The following was originally published in Sketches: Organizing Arts and was written by Rachel Weiss:

 

At a certain point I discovered that I had transformed from an artist into an administrator. This happened, apparently, because in the course of making work for an audience, I became concerned about who they were and what, exactly, that audience was experiencing.

I didn’t particularly mind the demotion at the time, because I considered it basically a problem of semantics and misunderstandings.

At some point-a certain one, though I couldn’t say exactly which-I discovered that I was actually a curator. This seemed to be because the work I was doing, which I thought of as championing artists and works and ideas that were important to me to audiences I was interested in, was something I was doing in museums, and that involved assembling artworks, or people, into conversations with each other.

I didn’t particularly mind the promotion at the time, though I began to suspect that it came with a price I was not sure about.

Some time later, which I should probably not call a ‘point’ because it was too gradual, I decided that the process of thinking through what artworks meant to me, what I thought they could do, what I wanted from art-all these questions, were intensely important for me. I discovered that I was actually a writer, though by then I was really perplexed because meanwhile I had started working on the problem of what I thought ‘administration’ actually was and how it might be taught and learned. And this was along with questions about what art is, who audiences are or should be, etc. Anyhow, I was being asked to provide something called ‘texts’ for various contexts and institutions, which I did as much as I could, though I found the process very difficult and full of confrontations with limits.

I didn’t particularly mind the translation at the time, though I did begin to wonder how many more times I was going to have to change my name-something a bit worrisome, in terms of honesty, since what I had realized more and more was that I had been working on basically the same questions and problems and limits all along.

What, then, were they? I kept having to stop myself from naming them as impulse directed: revolt, utopia, aesthetic experience. Those names were too big for a humble artwork to measure and, anyhow, they were the same names used by people I completely disagreed with. At some point I began to realize that, strategically speaking, I was interested in regaining ownership of all those names, and all those things they had been pointing me toward and helping me deal with all along.

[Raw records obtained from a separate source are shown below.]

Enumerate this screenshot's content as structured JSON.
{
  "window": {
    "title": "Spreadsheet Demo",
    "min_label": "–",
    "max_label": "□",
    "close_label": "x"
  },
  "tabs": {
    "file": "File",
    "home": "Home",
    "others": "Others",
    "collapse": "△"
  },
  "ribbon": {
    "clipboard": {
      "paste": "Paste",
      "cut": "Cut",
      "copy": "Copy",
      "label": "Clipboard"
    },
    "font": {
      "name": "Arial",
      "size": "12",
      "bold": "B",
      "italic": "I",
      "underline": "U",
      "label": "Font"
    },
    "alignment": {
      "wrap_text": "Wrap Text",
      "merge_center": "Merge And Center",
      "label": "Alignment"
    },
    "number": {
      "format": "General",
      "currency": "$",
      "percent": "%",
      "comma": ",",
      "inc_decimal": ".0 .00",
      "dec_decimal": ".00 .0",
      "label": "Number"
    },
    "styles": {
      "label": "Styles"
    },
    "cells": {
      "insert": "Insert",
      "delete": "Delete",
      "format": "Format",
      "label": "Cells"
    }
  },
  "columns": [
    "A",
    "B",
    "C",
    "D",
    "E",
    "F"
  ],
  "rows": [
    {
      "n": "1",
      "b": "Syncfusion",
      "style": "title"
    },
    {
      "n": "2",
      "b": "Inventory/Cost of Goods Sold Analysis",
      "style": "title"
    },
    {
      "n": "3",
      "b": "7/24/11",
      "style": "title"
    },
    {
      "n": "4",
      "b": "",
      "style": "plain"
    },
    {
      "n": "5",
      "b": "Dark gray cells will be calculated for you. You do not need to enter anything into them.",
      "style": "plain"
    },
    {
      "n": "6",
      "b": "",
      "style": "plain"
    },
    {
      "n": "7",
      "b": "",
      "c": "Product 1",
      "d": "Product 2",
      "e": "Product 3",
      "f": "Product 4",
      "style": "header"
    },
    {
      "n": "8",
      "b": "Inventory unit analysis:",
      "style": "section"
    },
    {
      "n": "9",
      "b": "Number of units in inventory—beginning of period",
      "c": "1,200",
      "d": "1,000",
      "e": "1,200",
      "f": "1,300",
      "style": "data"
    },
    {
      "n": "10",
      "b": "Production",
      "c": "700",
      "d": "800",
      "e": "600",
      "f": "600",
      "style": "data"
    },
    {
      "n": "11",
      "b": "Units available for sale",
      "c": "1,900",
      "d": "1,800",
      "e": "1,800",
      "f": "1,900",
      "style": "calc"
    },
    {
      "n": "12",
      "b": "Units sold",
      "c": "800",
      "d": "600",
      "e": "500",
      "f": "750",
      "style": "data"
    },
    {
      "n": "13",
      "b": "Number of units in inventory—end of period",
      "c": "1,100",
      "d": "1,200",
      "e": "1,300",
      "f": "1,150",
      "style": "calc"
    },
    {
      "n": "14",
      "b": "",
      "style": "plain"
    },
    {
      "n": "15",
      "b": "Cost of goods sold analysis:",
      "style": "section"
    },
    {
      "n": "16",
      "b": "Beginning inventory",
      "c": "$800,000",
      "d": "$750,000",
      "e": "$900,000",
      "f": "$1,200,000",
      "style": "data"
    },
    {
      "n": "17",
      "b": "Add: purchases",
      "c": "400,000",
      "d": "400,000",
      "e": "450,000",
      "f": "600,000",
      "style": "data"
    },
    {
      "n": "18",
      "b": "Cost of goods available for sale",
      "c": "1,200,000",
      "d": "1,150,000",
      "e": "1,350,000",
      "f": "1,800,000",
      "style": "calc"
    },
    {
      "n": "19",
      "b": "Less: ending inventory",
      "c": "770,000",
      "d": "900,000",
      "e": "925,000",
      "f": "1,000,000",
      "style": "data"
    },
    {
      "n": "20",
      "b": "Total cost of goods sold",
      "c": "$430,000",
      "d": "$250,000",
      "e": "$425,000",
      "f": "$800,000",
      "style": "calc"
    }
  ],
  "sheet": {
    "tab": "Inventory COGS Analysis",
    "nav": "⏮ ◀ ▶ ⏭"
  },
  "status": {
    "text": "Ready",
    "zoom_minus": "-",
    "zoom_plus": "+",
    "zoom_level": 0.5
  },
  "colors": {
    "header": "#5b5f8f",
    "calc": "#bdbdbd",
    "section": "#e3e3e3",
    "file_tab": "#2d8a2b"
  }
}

Things got even more interesting then, because with the idea of strategy came a different relation to power. The differences and contradictions, not to mention the vanities and absurdities, of all of the above, could become rightfully problematic-in the good sense of the term, meaning something I could actually work on.

When I travel to a new city these days and visit a museum, these are what I tend to look for, roughly in this order: Velásquez, early conceptualism (preferably by the few artists who make my head spin), and evidence of a struggle.